SEATTLE — After offseason knee surgery and months of rehabilitation, Dexter Charles was looking forward to his senior season at the University of Washington.
Never did he imagine that he was facing the end of his football career.
But football, like life, can sometimes present unexpected, even cruel setbacks. Last week Charles was told that his ailing left knee — the same knee he had surgically repaired earlier in the year — would not allow him to play his final college season. With Washington’s 2015 opener just weeks away, team doctors recommended he give up the game he had played since childhood, and the game he hoped to continue playing in the NFL.
“One day I’m practicing with all my friends and the next day they say I can’t do this anymore,” said Charles, an offensive lineman and a 2011 graduate of Stanwood High School. “It was like my world flipped upside down in one day.”
When his knee was unusually sore and swollen after a recent UW practice, Charles had it evaluated by the medical staff. A doctor later drained the knee and found blood in the fluid. A subsequent MRI revealed an absence of cartilage, which meant the knee bones were rubbing together.
In fact, Charles said, “they were rubbing together so hard that the bones themselves were bleeding. That’s where the blood was coming from.”
He was given the option of still trying to play, but it would have meant sitting out the ensuing 2-3 weeks to give his knee time to recover. “I knew that didn’t make much sense,” he said, “so I had to make the decision that it was in my best interest to medically retire.”
“I’m still coming to terms with this,” he said softly. “I’ll hold my helmet and look at it and think, ‘Wow, what happened?’ It still doesn’t feel real.”
The greatest disappointment, he went on, is not just “leaving the game, but the way it was taken from me. I don’t get to play my last year and that’s heartbreaking. … I would’ve loved to go out on my own terms, but you don’t always get to choose that.”
His forced retirement follows another severe blow for Charles and his family earlier this year. In March, their home on Camano Island burned down and they lost most of their belongings. Charles lost everything except what he had taken with him to Seattle.
“The last five months have been pretty crazy,” he said. “Life will throw you crazy things.”
Still, there is some good news. Doctors have recommended a corrective operation in a few weeks, during which they plan to move his patella tendon to provide cushion and stability.
“This surgery isn’t meant for me to come back and play football,” he said. “It’s meant that I can play catch with my kids and walk a mile and do things (in later life) without having my knee hurt.”
In the meantime, Charles wants to stay involved with football. He plans to remain at Washington this season, helping out where he can. After that he hopes to become a graduate assistant for the Huskies or at another school, and all with the goal of becoming a college coach someday.
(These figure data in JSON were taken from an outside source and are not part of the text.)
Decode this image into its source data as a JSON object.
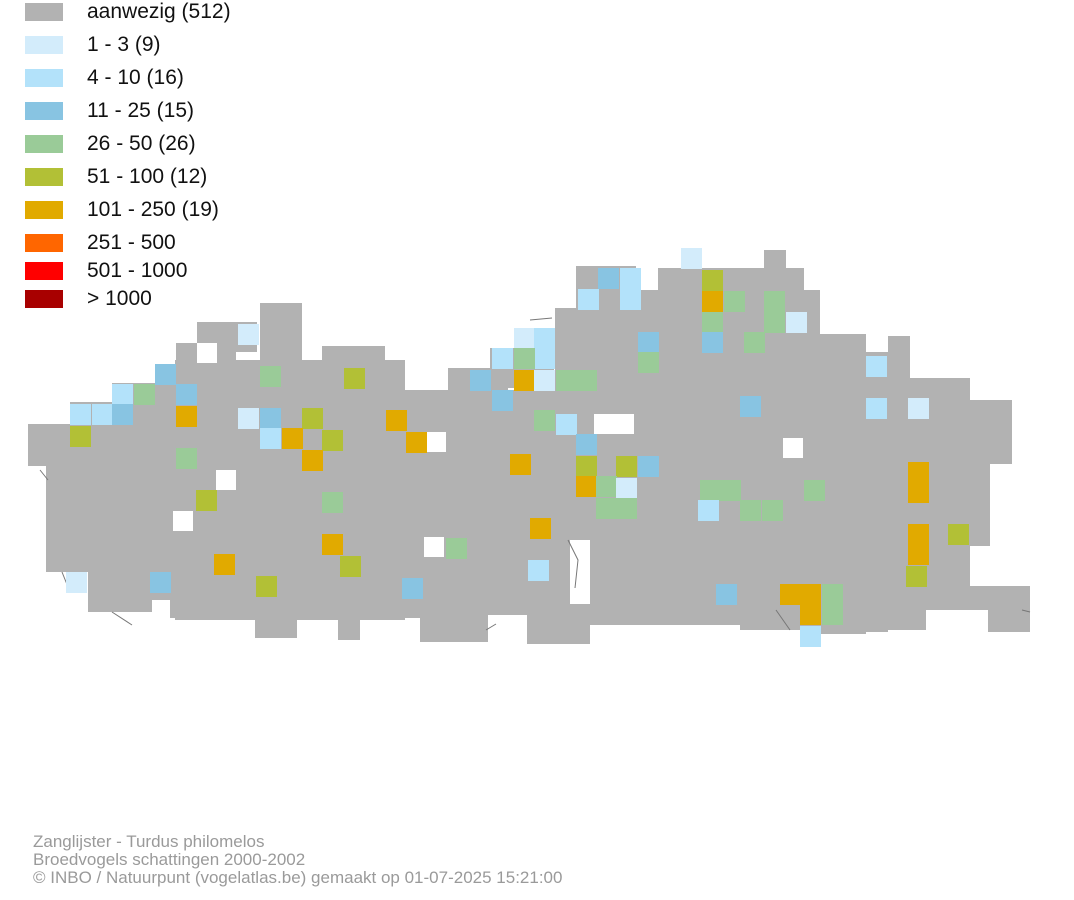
{
  "legend": [
    {
      "label": "aanwezig (512)",
      "color": "#b2b2b2"
    },
    {
      "label": "1 - 3 (9)",
      "color": "#d3ecfb"
    },
    {
      "label": "4 - 10 (16)",
      "color": "#b3e2fa"
    },
    {
      "label": "11 - 25 (15)",
      "color": "#88c4e2"
    },
    {
      "label": "26 - 50 (26)",
      "color": "#9acb98"
    },
    {
      "label": "51 - 100 (12)",
      "color": "#b2c036"
    },
    {
      "label": "101 - 250 (19)",
      "color": "#e1aa00"
    },
    {
      "label": "251 - 500",
      "color": "#ff6600"
    },
    {
      "label": "501 - 1000",
      "color": "#ff0000"
    },
    {
      "label": "> 1000",
      "color": "#a80000"
    }
  ],
  "footer": {
    "line1": "Zanglijster - Turdus philomelos",
    "line2": "Broedvogels schattingen 2000-2002",
    "line3": "© INBO / Natuurpunt (vogelatlas.be) gemaakt op 01-07-2025 15:21:00"
  }
}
“I don’t want to lose this game,” said Charles, who graduated in the spring with a degree in anthropology. “I love football and I love everything about it. My five- or 10-year plan is to get into coaching and start rolling with that.”
UW head coach Chris Petersen and offensive line coach Chris Strausser “are pushing me towards it,” he added. “They believe that I could make a great coach and I buy into that idea.”
During the occasional dark moments, Charles finds solace in the many remaining blessings in his life. He likewise draws encouragement from his mother, Becky Charles, who has persevered despite a back injury about 10 years ago that causes her “to live in chronic pain every single day,” he said.
“Watching her go through all that pain — she walks with a cane — is hard. There’s one woman I love with all my heart and it’s my mom. I’d do anything for her. … I’ve learned a lot of toughness from my family. People assume that I grew up tough because my dad was a Marine, but a lot of the toughness I learned was from my mom. She’s a warrior, she really is.”
That type of perspective has helped Charles get past the occasional “Why me?” moments that followed his sudden retirement. He has also dealt with other injuries in his UW career, and underwent three shoulder surgeries prior to last season.
At times in the last week, he said, “I was like, ‘Why does this stuff always happen?’ But then I realized, ‘You know what, this is life.’ I can’t sit around and say woe is me. There are so many people out there going through so many different things and they’re worse than my situation.
“And you know what, I have a good life. I can’t complain. I’m part of a great football team. I graduated from a great university. And I’ll have an opportunity to try to coach. If I hang my head and say, ‘Poor me,’ I’m not going to get anywhere. And I wasn’t raised like that. … I want to focus on what I do have and what I can achieve from here.”
Being on the sidelines this season “will be hard,” he said. “This will be the first time at Husky Stadium that I won’t run out of the tunnel in shoulder pads getting ready to play.”
But as he begins a new phase of life, he takes with him a great many wonderful memories.
“Nothing beats the feeling of running out of that tunnel with the siren and the smoke, and with thousands of fans cheering,” Charles said. “Nothing beats scoring a big touchdown in a tight game, winning games you’re not supposed to win, and just being with the guys and having fun.”